Otoritas Jasa Keuangan (OJK) mencatat, nilai transaksi aset kripto di Indonesia menurun, imbas dari kembali meningkatnya ketidakpastian global, yang utamanya berasal dari sentimen kian memanasnya konflik di kawasan Timur Tengah.
Kepala Eksekutif Pengawas Inovasi Teknologi Sektor Keuangan, Aset Keuangan Digital, dan Aset Kripto OJK Hasan Fawzi mengatakan, nilai transaksi kripto di Tanah Air mencapai Rp 33,67 triliun pada September 2024.
Nilai tersebut ambles 31,17 persen dari bulan sebelumnya yang mencapai Rp 48,92 triliun.
Baca juga: Aturan Baru Bappebti Buka Potensi Meningkatkan Volume Transaksi Kripto di Indonesia
"(Penurunan transaksi kripto) seiring dengan dinamika global yang membuat transaksi aset kripto cenderung menurun," kata Hasan, dalam konferensi pers, Jumat (1/11/2024).

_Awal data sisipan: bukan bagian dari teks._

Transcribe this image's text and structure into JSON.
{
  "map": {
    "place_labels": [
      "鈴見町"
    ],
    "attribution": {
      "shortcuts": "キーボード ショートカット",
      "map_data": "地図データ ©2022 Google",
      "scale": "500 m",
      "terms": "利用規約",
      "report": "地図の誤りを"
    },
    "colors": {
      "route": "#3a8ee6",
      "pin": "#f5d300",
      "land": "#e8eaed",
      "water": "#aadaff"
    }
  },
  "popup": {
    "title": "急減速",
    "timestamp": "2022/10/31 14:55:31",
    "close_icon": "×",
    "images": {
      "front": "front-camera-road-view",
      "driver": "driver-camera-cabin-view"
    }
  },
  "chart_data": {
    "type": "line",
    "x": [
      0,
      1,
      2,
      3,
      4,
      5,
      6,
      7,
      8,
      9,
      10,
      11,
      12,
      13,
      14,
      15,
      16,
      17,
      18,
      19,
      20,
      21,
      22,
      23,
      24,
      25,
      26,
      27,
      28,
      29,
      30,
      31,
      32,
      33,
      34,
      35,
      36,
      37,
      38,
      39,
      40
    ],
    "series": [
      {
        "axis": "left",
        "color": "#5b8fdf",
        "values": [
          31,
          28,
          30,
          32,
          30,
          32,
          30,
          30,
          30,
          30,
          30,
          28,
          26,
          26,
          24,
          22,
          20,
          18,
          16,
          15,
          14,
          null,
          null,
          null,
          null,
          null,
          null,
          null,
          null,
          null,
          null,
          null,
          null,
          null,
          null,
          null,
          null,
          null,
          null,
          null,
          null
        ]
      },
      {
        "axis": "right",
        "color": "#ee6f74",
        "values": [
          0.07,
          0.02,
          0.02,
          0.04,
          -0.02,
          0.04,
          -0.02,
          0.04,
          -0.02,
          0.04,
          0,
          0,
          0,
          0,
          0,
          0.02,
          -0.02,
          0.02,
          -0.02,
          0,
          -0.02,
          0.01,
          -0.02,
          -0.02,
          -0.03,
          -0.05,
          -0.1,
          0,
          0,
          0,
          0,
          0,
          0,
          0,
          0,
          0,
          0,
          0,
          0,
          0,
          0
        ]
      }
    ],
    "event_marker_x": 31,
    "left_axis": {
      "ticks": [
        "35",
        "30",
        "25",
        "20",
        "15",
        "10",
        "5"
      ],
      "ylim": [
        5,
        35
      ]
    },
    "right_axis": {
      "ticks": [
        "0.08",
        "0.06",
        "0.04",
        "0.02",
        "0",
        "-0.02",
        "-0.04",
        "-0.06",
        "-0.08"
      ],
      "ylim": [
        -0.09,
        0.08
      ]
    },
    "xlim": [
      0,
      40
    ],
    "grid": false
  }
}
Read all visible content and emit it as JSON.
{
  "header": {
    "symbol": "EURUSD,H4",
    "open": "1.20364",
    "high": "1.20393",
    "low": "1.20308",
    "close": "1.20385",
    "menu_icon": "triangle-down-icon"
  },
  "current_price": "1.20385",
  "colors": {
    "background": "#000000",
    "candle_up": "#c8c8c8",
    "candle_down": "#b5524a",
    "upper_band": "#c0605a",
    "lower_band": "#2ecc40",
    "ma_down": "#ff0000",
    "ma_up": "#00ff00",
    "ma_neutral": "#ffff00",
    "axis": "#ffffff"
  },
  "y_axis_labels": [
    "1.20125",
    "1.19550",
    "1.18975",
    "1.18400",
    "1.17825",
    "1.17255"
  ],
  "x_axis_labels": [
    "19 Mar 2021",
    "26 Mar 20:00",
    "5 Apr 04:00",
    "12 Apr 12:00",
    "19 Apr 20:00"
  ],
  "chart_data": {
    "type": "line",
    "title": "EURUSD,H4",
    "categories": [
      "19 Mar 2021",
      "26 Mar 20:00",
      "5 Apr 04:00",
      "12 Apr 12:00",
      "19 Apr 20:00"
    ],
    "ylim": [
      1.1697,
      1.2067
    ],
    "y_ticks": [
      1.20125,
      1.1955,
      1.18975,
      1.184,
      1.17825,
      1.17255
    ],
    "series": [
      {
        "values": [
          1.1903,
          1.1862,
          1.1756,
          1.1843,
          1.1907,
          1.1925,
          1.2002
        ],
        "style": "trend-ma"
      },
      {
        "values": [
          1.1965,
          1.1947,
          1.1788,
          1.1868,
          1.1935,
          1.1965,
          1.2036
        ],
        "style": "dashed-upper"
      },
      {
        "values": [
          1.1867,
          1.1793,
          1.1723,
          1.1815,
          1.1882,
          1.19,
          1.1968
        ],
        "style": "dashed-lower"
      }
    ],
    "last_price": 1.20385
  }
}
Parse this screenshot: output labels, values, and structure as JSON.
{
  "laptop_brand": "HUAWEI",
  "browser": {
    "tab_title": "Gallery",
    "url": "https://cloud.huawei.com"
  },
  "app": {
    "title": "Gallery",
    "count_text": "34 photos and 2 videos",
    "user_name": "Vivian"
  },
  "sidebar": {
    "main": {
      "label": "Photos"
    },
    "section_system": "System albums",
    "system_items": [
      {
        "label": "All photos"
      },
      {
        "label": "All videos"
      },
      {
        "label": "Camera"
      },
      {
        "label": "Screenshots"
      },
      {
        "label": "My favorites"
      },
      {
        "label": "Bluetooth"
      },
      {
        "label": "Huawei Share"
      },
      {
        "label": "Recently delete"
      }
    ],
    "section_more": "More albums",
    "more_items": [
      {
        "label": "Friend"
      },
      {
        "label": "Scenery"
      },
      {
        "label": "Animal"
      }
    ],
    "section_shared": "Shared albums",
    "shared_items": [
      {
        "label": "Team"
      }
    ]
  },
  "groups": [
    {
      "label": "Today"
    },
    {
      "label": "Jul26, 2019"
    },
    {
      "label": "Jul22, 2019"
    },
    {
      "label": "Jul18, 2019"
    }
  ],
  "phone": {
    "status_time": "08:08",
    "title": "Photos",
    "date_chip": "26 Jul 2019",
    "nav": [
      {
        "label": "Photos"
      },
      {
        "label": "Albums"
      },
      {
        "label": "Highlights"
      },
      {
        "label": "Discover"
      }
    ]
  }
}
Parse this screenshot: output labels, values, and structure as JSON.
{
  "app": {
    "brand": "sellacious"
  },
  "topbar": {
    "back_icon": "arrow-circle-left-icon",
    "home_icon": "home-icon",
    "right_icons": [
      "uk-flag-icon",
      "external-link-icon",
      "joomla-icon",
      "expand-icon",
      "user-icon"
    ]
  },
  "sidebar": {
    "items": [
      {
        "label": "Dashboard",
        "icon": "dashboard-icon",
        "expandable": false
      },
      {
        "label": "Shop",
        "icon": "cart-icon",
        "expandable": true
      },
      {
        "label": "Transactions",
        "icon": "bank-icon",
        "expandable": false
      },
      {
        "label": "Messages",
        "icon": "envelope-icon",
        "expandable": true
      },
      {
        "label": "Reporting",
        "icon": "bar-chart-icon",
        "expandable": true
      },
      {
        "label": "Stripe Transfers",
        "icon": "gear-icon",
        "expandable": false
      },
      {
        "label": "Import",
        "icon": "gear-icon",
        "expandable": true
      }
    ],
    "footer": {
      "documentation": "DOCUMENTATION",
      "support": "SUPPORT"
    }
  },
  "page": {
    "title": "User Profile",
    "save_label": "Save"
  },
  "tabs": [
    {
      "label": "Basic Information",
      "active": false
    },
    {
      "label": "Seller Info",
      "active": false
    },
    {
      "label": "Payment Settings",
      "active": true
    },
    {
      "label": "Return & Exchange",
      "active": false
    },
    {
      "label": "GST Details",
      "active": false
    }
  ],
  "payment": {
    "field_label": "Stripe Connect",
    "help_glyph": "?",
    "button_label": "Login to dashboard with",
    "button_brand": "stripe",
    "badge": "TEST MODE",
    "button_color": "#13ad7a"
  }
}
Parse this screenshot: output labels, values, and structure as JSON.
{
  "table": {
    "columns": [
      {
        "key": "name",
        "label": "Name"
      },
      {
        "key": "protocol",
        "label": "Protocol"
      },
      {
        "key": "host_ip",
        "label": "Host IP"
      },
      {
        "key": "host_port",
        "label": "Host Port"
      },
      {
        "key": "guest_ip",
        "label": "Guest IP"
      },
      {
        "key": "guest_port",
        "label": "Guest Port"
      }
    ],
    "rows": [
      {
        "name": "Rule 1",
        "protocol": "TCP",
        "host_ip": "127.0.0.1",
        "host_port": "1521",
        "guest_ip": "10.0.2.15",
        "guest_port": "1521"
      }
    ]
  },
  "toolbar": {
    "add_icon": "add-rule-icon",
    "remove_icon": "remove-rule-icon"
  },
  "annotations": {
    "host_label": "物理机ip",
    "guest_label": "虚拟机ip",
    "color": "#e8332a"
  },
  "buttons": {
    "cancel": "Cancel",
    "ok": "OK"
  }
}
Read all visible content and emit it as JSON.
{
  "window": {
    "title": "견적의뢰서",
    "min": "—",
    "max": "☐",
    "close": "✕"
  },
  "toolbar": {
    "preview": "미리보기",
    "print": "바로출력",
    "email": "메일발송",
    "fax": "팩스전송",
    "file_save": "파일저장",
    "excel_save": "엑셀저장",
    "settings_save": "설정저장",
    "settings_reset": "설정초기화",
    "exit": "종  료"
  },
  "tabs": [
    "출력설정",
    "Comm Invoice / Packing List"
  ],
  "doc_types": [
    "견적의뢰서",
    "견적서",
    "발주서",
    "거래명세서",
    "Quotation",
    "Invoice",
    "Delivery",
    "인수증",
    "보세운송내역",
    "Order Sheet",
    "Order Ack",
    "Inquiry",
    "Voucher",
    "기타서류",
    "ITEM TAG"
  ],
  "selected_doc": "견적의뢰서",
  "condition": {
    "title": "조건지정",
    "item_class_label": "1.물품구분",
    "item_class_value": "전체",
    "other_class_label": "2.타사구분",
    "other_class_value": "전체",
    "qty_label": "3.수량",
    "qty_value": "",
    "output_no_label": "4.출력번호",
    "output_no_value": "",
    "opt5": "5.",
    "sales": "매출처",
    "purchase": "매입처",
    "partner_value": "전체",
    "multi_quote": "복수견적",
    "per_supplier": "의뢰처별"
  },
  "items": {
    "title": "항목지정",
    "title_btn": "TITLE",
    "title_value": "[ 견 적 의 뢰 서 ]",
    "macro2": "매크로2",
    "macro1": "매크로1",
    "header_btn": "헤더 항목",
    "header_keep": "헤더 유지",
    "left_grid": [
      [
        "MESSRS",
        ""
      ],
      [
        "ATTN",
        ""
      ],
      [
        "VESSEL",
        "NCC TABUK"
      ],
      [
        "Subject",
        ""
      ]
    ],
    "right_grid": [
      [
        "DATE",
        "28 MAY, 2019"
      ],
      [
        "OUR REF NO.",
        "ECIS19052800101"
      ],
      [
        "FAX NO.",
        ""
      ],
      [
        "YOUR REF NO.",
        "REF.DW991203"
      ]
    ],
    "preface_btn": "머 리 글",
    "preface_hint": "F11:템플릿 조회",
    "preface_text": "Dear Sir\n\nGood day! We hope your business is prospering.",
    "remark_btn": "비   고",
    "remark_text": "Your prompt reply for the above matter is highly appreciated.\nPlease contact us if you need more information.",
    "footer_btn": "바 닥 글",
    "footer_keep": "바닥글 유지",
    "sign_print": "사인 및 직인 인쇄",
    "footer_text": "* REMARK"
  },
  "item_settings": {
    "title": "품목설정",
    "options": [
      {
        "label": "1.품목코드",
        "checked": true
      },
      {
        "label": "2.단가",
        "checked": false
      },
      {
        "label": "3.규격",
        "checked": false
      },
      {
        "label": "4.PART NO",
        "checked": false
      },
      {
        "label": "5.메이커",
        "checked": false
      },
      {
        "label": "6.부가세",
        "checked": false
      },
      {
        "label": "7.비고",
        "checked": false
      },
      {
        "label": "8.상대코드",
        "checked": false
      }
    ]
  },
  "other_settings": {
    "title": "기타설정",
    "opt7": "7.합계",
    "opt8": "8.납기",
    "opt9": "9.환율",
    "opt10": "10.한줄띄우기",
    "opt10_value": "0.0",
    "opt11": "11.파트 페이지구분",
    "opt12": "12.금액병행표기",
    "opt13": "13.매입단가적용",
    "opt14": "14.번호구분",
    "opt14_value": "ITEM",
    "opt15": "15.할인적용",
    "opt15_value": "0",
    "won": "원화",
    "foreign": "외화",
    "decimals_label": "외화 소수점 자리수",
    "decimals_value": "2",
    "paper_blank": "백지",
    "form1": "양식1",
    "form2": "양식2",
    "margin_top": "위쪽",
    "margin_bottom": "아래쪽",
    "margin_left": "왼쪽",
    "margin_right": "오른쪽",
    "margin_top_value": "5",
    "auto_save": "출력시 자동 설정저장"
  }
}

Meskipun secara bulanan menyusut, nilai transaksi kripto sepanjang tahun 2024 tercatat masih meningkat secara tahunan (year on year/yoy).
OJK mencatat, nilai transaksi kripto pada Januari - September 2024 mencapai Rp 426,69 triliun, meningkat 351,97 persen secara tahunan.
Selain itu, jumlah investor kripto juga tercatat masih meningkat, dari 20,9 juta pada Agustus, menjadi 21,27 juta investor pada September 2024.
Ketua Dewan Komisioner OJK Mahendra Siregar mengatakan, kondisi global saat ini diwarnai oleh peningkatan risiko geopolitik, utamanya dari kawasan Timur Tengah.
Kondisi tersebut memicu kekhawatiran terhadap prospek perekonomian Indonesia, sehingga investor mulai mengalihkan dananya dari instrumen berisiko ke instrumen safe haven, seperti emas atau obligasi pasar keuangan negara maju.
"Instabilitas yang terjadi di Timur Tengah menyebabkan harga komoditas safe haven seperti emas meningkat," ucap Mahendra.